And if that doesn’t get you motivated, maybe this will!
1. Make Small Changes
Changing your dietary patterns is like taking small jumps over puddles instead of trying to take one big leap over a big lake. In other words, don’t remove all your guilty pleasures from your diet at once. Instead, start moving closer to your nutritional goals by replacing that breakfast doughnut with a whole grain English muffin spread with natural strawberry preserves. For lunch and dinner, eat what you normally eat but don’t backslide on the healthier choices you make for breakfast.
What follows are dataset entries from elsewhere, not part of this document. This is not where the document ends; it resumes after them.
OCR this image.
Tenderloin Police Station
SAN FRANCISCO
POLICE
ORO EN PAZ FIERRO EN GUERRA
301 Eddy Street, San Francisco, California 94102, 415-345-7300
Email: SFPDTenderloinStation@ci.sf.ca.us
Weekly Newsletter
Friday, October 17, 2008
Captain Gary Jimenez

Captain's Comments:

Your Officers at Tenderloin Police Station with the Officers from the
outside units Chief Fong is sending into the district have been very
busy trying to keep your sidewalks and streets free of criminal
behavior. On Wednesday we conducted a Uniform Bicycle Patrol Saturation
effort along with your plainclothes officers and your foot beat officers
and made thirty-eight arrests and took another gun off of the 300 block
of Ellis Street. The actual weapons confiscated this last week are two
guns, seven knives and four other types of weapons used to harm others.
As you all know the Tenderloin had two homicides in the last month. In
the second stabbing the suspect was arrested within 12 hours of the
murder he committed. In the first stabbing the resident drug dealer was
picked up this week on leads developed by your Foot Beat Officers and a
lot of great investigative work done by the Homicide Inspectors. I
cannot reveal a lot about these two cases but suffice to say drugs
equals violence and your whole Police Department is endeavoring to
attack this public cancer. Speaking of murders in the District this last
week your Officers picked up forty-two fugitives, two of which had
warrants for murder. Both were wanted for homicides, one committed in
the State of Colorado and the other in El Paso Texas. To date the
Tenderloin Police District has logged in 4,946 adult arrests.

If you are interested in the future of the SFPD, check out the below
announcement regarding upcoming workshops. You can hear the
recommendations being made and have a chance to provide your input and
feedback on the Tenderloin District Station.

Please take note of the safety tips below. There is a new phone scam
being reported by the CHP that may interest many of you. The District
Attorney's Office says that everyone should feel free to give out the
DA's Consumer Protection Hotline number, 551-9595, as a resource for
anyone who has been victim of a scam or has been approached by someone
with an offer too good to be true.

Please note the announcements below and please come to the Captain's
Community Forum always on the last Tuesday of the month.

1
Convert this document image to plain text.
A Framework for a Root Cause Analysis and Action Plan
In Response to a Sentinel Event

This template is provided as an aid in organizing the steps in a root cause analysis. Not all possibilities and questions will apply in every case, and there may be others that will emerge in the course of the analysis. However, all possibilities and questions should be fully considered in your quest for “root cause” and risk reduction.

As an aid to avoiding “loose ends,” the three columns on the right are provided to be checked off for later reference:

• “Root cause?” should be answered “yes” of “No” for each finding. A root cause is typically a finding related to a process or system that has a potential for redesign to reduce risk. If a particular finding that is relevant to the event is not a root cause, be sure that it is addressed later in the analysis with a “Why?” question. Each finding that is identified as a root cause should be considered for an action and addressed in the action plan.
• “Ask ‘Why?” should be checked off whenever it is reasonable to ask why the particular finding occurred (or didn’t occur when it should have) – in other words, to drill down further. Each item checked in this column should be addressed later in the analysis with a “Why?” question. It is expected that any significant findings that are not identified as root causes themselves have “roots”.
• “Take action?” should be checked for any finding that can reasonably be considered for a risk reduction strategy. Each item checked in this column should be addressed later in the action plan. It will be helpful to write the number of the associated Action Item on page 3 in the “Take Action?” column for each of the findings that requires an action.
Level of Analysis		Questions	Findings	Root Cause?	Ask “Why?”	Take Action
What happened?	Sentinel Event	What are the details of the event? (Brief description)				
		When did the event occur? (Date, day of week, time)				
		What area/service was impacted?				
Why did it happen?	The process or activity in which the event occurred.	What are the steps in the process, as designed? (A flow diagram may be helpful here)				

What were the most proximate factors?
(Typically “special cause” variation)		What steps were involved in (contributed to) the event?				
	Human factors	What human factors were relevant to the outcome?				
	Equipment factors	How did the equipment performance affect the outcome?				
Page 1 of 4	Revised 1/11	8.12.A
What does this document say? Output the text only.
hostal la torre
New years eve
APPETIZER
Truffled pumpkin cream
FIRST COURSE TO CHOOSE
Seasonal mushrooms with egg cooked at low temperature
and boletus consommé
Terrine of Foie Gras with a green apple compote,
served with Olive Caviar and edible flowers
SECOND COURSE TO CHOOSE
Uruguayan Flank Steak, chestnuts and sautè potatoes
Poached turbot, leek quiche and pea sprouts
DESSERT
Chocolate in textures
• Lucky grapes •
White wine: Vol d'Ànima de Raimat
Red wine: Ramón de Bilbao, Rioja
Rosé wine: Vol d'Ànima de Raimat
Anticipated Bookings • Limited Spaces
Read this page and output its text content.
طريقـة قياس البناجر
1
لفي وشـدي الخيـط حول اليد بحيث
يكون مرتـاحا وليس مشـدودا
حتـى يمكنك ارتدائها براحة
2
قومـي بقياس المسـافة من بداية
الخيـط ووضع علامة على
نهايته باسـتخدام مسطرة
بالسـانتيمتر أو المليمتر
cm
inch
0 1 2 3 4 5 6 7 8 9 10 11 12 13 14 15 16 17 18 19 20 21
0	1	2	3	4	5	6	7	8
Stick with eating oatmeal, fruit, a bowl of Cheerios or a nutritional smoothie to give you much-needed morning energy.
2. Drink Water
We know you’ve heard it a hundred times before but since it is so important to helping you achieve your nutritional goals, we are going to say it again–drink more water! When your body is sufficiently hydrated, it not only functions better but more easily absorbs vitamins and minerals from the food you eat as digested food passes through your intestines. If you tend to avoid water because it doesn’t have any taste, the CDC recommends jazzing up your glass of water with a lemon or lime wedge.
3. Eat Protein
If you think going completely vegetarian will help you achieve your nutritional goals, consider the importance of protein. Meats contain protein, a nutrient vital to cell structure, growth and production of essential enzymes and hormones.If you do chose to eat a vegetarian diet, you will need to monitor your protein intake in order to prevent a protein deficiency. When your body lacks enough proteins, you could suffer symptoms such as delayed wound healing, chronic headaches, hair thinning and a total absence of energy.